For their part Global Equities rose to a record monthly high in October providing returns, as measured by the MSCI World Total Returns Index, of 12.8% in the past year – the second highest in the review. Although global economic activity has been moderate, the study found that the distribution of the growth has been uneven; with a quickening pace in the US and UK, slowdown in the Eurozone and little change in China. The European Central Bank’s further cut to its interest rates and intended purchases of asset-backed securities to stimulate the Eurozone economy are likely to have been supportive.

After Commercial Property and Global Equities, the largest returns were in UK Residential Property, up 11.3%.

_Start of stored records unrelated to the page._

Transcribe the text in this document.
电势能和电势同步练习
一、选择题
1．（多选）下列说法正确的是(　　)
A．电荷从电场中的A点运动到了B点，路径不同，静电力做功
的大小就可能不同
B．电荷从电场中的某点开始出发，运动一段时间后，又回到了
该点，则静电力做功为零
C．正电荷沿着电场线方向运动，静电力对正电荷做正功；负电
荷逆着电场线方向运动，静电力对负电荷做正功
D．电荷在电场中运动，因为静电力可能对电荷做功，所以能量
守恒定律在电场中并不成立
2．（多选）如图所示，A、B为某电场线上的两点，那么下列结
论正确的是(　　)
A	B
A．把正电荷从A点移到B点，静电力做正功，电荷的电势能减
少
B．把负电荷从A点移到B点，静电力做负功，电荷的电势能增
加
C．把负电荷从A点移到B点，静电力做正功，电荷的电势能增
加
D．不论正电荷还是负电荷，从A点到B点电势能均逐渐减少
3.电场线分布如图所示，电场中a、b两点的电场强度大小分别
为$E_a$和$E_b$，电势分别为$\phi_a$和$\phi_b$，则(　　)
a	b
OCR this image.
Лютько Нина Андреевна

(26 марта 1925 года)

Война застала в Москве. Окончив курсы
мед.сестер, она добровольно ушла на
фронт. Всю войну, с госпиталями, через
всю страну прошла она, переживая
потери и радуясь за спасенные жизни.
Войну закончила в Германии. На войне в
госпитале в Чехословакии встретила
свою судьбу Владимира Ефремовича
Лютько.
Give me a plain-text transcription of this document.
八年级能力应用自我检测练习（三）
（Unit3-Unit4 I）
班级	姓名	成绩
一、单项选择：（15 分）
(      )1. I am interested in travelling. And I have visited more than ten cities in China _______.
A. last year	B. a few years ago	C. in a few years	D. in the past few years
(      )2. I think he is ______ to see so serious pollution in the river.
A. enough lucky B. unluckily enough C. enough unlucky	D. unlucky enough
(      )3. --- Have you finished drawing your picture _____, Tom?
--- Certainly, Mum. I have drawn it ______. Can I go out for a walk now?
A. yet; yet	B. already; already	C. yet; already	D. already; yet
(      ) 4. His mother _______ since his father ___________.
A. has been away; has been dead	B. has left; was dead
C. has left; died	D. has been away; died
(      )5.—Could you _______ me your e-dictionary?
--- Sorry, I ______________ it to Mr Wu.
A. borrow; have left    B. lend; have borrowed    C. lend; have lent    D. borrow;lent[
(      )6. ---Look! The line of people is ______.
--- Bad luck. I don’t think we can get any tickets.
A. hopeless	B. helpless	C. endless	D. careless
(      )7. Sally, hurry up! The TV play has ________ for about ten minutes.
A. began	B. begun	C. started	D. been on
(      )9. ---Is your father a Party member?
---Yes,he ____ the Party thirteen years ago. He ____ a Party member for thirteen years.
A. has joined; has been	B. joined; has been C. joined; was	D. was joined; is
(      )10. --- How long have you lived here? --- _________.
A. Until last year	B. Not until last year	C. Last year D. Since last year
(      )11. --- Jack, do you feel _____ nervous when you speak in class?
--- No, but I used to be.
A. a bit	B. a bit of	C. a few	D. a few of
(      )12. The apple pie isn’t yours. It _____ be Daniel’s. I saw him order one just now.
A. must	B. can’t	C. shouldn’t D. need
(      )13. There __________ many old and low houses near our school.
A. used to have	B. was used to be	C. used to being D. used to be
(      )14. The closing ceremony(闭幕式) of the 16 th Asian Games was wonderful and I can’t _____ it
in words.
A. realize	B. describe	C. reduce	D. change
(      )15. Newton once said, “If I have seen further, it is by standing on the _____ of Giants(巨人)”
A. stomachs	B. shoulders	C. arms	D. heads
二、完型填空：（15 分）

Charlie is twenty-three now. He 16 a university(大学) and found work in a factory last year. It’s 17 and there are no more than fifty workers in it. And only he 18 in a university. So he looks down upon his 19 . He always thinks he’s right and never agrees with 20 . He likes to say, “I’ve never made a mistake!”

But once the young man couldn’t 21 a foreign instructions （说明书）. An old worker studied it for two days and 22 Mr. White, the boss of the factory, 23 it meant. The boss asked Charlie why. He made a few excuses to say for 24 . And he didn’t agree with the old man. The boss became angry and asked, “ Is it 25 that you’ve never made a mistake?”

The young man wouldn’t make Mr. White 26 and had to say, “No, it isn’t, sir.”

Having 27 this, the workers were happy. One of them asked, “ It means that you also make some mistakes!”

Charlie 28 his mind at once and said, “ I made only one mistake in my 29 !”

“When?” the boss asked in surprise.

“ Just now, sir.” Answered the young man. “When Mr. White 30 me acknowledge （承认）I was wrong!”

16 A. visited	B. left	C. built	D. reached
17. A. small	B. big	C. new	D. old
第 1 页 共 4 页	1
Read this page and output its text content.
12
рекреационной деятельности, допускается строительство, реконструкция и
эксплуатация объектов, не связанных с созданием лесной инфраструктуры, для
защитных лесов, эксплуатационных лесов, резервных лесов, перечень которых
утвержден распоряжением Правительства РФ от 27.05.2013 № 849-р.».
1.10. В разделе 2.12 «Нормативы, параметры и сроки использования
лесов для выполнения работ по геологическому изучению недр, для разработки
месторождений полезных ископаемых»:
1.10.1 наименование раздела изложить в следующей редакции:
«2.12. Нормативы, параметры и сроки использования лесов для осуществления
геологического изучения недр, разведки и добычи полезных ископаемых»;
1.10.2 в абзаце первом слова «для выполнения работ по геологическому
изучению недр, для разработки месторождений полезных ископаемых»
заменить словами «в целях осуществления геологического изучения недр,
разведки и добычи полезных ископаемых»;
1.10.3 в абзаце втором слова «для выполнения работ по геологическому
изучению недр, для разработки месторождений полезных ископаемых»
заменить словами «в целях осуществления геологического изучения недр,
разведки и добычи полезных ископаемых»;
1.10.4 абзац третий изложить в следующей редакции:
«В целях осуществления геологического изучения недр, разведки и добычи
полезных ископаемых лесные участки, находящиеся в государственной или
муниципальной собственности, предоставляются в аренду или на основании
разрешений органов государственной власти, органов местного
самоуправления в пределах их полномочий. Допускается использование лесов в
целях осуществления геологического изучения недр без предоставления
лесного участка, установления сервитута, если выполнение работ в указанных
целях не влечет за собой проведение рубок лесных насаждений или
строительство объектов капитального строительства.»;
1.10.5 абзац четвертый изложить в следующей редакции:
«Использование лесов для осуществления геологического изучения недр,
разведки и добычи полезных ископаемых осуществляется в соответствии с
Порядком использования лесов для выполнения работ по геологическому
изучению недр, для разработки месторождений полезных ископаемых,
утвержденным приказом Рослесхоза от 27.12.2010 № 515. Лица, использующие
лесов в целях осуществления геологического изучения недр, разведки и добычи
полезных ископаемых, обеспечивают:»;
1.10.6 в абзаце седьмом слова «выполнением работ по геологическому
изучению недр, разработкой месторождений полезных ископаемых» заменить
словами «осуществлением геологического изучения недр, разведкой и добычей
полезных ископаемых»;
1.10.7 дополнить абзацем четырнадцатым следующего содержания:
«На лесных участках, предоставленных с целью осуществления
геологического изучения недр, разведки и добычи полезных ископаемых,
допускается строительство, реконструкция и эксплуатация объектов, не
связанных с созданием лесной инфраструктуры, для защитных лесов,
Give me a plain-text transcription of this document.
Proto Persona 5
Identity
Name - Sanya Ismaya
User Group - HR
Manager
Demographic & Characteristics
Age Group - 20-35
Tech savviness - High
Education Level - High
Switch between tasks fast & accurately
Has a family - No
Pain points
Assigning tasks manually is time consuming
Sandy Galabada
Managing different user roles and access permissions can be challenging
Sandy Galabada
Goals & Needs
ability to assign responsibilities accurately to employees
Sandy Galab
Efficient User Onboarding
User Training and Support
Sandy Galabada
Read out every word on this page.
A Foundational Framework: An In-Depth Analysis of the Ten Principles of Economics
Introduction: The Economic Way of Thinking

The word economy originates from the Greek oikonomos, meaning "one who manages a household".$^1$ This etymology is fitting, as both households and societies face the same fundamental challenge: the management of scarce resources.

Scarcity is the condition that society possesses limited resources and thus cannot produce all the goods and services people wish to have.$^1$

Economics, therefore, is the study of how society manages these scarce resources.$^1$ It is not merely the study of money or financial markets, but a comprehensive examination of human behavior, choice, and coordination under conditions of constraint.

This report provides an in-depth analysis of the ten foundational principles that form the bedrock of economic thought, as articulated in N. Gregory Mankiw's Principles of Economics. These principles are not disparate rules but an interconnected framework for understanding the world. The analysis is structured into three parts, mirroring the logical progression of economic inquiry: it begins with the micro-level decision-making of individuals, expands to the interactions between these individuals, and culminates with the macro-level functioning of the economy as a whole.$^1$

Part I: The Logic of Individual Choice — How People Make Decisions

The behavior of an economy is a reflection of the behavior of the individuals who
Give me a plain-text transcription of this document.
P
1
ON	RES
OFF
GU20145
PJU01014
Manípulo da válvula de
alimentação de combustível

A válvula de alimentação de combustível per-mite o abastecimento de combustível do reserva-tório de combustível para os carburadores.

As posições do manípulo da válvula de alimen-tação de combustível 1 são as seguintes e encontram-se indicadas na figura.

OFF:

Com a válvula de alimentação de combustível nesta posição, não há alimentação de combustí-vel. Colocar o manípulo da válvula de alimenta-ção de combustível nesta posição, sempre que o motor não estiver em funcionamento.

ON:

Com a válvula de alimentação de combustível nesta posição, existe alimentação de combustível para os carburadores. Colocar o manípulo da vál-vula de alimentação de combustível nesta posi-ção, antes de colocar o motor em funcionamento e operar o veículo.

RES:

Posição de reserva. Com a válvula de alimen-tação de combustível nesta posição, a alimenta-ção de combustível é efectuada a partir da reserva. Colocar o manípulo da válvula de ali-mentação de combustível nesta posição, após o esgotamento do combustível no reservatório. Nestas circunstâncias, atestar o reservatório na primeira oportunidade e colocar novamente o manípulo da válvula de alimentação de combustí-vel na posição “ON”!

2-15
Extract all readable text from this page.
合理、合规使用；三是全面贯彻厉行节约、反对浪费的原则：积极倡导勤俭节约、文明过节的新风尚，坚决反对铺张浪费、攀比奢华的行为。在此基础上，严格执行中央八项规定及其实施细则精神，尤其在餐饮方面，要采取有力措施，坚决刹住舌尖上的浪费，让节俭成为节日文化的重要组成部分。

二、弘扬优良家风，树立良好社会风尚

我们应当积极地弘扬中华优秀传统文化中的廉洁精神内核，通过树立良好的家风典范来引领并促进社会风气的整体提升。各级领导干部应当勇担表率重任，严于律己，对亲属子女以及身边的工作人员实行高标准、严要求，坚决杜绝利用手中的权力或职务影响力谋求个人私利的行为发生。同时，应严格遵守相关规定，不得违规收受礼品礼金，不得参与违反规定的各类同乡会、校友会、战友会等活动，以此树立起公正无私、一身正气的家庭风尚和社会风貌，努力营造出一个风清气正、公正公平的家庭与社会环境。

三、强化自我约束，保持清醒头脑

Investors in Precious Metals and Commodities have however been left nursing some hefty losses after enduring respective falls of 17.8% and 4.9%. During the period, the price of gold fell by 11.9% and silver by 10.5%.

But on the agricultural side coffee delivered the largest commodity price rise, after soaring by a massive 76.1%. Rising supply side pressures resulting from the worst drought in 50 years in Brazil, the leading coffee producing nation, have underpinned the marked increase in prices. In contrast, soft wheat was the worst performing commodity, recording a 34.9% price decline. Crude oil, corn, soya beans, heating oil and hard wheat also recorded price declines in the range of 16% to 27.5% based on expectations of increased supply. On the other hand, there were price increases in zinc, up 20.7%, aluminium which is 13.3% better, and cocoa, up 9.5%.

Over the past year, total returns – based on house price growth and rents – from UK Residential Properties grew by 11.3%, driven by average house prices rising by 7.6% and returns on private rents growing by 3% between October 2013 and October 2014.